Thursday, September 22, 2005

The Sport of Relativism

Good day, children.

At yesterday’s public audience in St. Peter’s square, I spoke of how athletic competition can be an educational instrument and a vehicle for important human and spiritual values. Unfortunately, things being as they are, my Wednesday audiences are much too short to go into any detail.

I would like to take the time to share more of my thoughts on sports, in the form of a good old-fashioned musing.

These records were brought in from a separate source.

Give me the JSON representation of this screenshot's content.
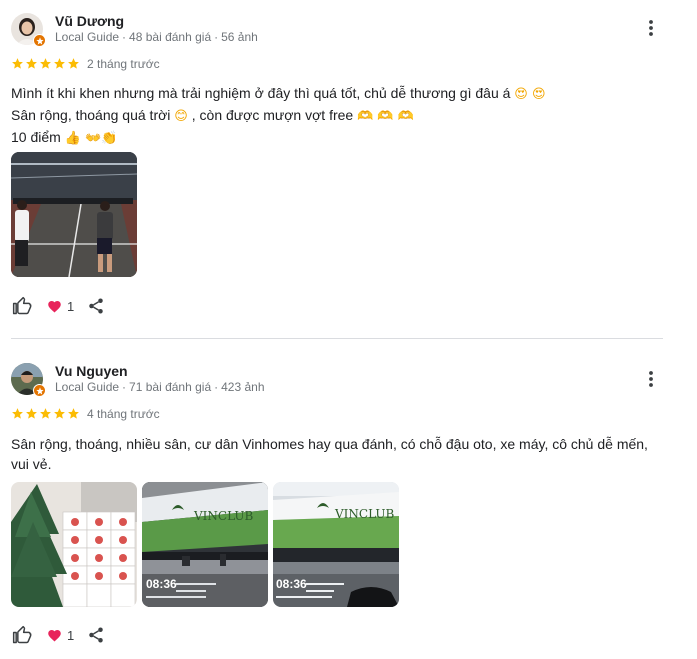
{
  "reviews": [
    {
      "name": "Vũ Dương",
      "guide": "Local Guide",
      "reviews_count": "48 bài đánh giá",
      "photos_count": "56 ảnh",
      "rating": 5,
      "time": "2 tháng trước",
      "lines": [
        "Mình ít khi khen nhưng mà trải nghiệm ở đây thì quá tốt, chủ dễ thương gì đâu á",
        "Sân rộng, thoáng quá trời",
        ", còn được mượn vợt free",
        "10 điểm"
      ],
      "emoji": {
        "line1": "😍 😍",
        "line2a": "😊",
        "line2b": "🫶 🫶 🫶",
        "line3": "👍 👐👏"
      },
      "reactions": "1"
    },
    {
      "name": "Vu Nguyen",
      "guide": "Local Guide",
      "reviews_count": "71 bài đánh giá",
      "photos_count": "423 ảnh",
      "rating": 5,
      "time": "4 tháng trước",
      "text": "Sân rộng, thoáng, nhiều sân, cư dân Vinhomes hay qua đánh, có chỗ đậu oto, xe máy, cô chủ dễ mến, vui vẻ.",
      "reactions": "1",
      "photo_sign": "VINCLUB",
      "photo_time": "08:36"
    }
  ],
  "colors": {
    "star": "#fbbc04",
    "heart": "#e8245b",
    "guide_badge": "#e37400",
    "muted": "#70757a"
  },
  "icons": [
    "more-vert-icon",
    "star-icon",
    "thumb-up-icon",
    "heart-icon",
    "share-icon",
    "local-guide-badge-icon"
  ]
}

First off, it is important to note that in spite of what the Sport of Relativism, not all sports are created equal. I recall some conversations I had with various colleagues when the Olympic Committee decided to reveal their relativist mindset by adding to their line-up of “sporting events” certain bizarre activities. Not to be a name-dropper or anything, but my dear late friend Pope John Paul the Great and I really split a rib when Archbishop Rembert Weakland exclaimed that it was high time that ribbon waving was recognized as a “world-class sport.” Children, you can give it an impressive sounding name like, Rhythmic Gymnastics, but at the end of the day it is still nothing more than waving a long ribbon.

Sports by definition should be competitive. When was the last time you heard of one of these events getting so competitive that a bench clearing brawl ensued between opposing ribbon wavers or synchronized swimmers? - I didn’t think so.

To one of the finer points of the Sport of Relativism, I would be remiss if I didn’t address the topic of football (Americans read: soccer). I have given a lot of thought to this subject because of the game’s popularity throughout the world. One could easily argue that to call soccer a sport would be in a sense, playing the Sport of Relativism. However, given that soccer is a game that requires some physical activity and has an element of competitiveness, coupled with the fact that millions and millions of God’s innocent little children are being raised to believe that soccer is a sport, I think charity dictates that we should accept that soccer can be considered a sport. Granted; you don’t have to assent to that with religious faith, but you should at least allow those who would like to call soccer a sport to do so.

On a side note; one thing I find interesting about professional sports is fighting. Don’t get me wrong; I am not endorsing violence as a solution to one’s problems, it’s just that there is something rewarding when a hockey player drops his gloves and gives the ol’ one-two to the guy who was treating him to some creative stick work behind the play. I don’t care what my fellow Europeans say, you North American folks truly know how to play hockey.

I wonder about some of the other American sports though. I find it odd that American football, for all its ruggedness, doesn’t have more fighting involved. Perhaps the referees aren’t ‘blind’ or unjust in their calls. I also wonder who taught baseball players to fight. The way they all converge on one location and just sort of leap up on one another, never throwing a punch, baffles me.

Perhaps one of my Canadian children can tell me who invented curling and why? Has a fight ever broken out during a curling match? To succeed at it, do you have to be a janitor by trade, or is it just helpful? How come curling is so boring, yet one finds it hard to turn the channel when it’s on?

In summary, children: Be active! Play sports or participate in other forms of physical activity. If you want to pull out your old hula-hoop and have a joyous time, please do; just be careful to not call it a sport. Otherwise you may find yourself voted the MVP in the Sport of Relativism.